New military bases have been built in the north and east of the island since the war's end. Large quantities of land have been confiscated for use by the SLA, settlers from the Sinhalese ethnic majority or commercial enterprises.
Northern Provincial Council member Thurairasa Raviharan says that since 2010, the Sri Lankan government has seized at least 30,000 acres (more than 12,000 hectares) of residential and agricultural land for Sinhala colonisation in the Mullaitheevu district alone.
Eastern Provincial Council member Kumarasamy Nakeswaran has raised the fate of the people of Champoor village in Trincomalee district. They fled their homes when the village was bombed by the Sri Lankan air force in 2006. They were not allowed to return to their village.
Some of their land has been confiscated by the government for use as the site of a coal-fired power plant, but most of the land is a “high security zone” under the control of the Sri Lankan navy.

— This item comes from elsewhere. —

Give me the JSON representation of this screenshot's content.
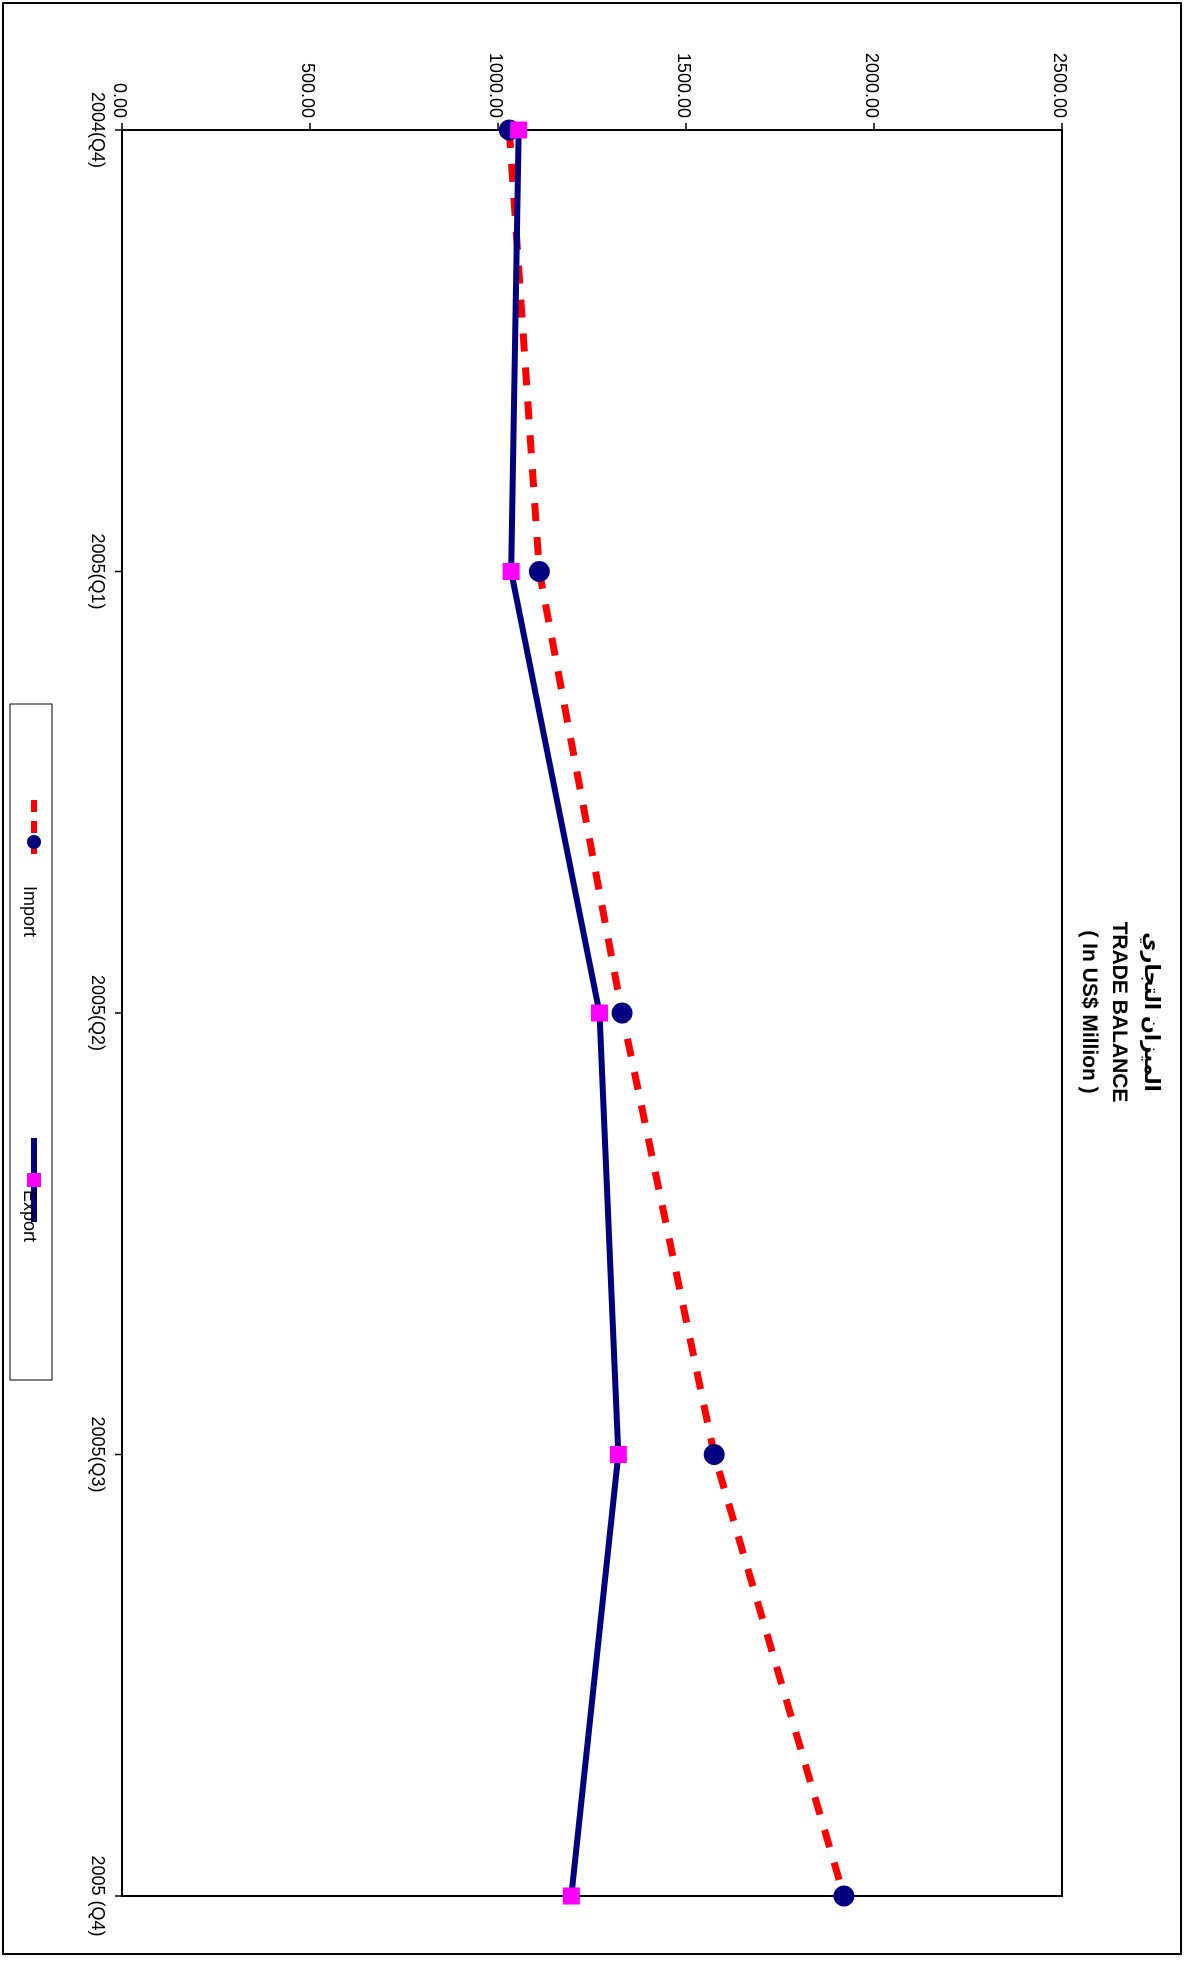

Tamils in the north and east of Sri Lanka are the main victims of repression, but similar tactics are also used against people in the predominantly Sinhalese south. Some journalists and human rights activists have been murdered, others abducted and disappeared.
Protests by striking workers, or residents protesting against the confiscation of their land or the pollution of their water supply, have been fired on by the police or the army. Three people were killed at Welweriya in August last year during a protest over water pollution.
Support decreased for the ruling United Peoples Freedom Alliance, led by President Mahinda Rajapaksa, in the elections for the southern and western provincial councils in March. The UPFA still holds a majority on both councils, but its vote declined by 10% compared to the previous provincial council elections.
This indicates that, while the Sinhalese chauvinist ideology promoted by the government remains influential, its hold is weakening.